Trinity is the second major win for DOL in the Fourth Circuit during the month of April. In NationsBank Corp. v. Herman, 1999 U.S. App. LEXIS 6093 (4th Cir., April 6, 1999) the court rejected the bank's constitutional law challenge to OFCCP's decision to initiate compliance reviews at additional bank offices in Florida and South Carolina, during the middle of an investigation of one of the bank's Charlotte North Carolina facilities. The bank claimed it had been unreasonably singled out for investigation by OFCCP, in violation of the Fourth Amendment, and that the agency either had no rational policy for the selection of targets for compliance reviews, or that it intentionally disregarded whatever selection policy may have in effect. The bank obtained a preliminary injunction against any additional administrative proceedings, pending resolution of the parties' cross-motion for summary judgment.
OFCCP successfully appealed the district court's order.

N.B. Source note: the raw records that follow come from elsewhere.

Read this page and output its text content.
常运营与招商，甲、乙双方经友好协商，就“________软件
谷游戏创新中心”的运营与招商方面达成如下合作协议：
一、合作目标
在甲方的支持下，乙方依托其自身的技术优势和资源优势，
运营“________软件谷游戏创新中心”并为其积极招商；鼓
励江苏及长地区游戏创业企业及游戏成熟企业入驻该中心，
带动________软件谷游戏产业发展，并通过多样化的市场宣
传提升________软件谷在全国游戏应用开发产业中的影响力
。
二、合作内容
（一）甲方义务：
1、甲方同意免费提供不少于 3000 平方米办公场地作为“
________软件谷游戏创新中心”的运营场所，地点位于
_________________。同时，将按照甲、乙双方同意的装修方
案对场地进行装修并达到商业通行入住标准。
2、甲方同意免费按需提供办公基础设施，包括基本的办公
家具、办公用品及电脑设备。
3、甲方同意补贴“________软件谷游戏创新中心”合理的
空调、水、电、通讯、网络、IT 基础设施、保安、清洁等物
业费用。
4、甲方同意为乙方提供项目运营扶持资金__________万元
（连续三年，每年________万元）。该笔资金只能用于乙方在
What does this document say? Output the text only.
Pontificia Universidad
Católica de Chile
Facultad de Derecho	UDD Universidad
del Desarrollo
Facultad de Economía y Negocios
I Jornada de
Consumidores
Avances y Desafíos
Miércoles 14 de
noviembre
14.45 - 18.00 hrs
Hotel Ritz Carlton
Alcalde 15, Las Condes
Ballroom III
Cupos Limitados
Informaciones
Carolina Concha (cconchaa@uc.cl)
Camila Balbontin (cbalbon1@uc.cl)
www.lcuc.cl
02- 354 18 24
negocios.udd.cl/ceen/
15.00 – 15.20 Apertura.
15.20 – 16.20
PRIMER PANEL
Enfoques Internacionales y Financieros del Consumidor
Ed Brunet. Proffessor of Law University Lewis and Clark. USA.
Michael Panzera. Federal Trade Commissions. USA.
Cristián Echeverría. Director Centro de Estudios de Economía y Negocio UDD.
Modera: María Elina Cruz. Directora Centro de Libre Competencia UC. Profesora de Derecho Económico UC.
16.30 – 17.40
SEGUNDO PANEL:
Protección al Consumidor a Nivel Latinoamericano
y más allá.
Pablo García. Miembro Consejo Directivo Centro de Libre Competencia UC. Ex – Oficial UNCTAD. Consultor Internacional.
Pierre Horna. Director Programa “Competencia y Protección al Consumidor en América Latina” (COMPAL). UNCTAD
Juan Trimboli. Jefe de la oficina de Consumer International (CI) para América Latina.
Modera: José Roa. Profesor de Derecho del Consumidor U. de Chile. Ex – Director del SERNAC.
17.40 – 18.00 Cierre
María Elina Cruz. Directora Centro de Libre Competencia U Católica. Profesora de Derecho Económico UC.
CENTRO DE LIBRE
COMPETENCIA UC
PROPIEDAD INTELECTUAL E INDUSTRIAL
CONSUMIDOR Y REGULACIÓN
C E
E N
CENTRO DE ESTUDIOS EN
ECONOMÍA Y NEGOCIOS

The Fourth Circuit held that the bank must exhaust its administrative remedies before bringing suit against OFCCP. The court vacated the injunction and granted summary judgment to OFCCP.
A full discussion of the compliance review selection procedures challenged in NationsBank is the subject for another day. When read together, Trinity and NationsBank demonstrate that, at least in the Fourth Circuit, a government contractor interested in avoiding potentially burdensome OFCCP compliance reviews should expect little judicial sympathy.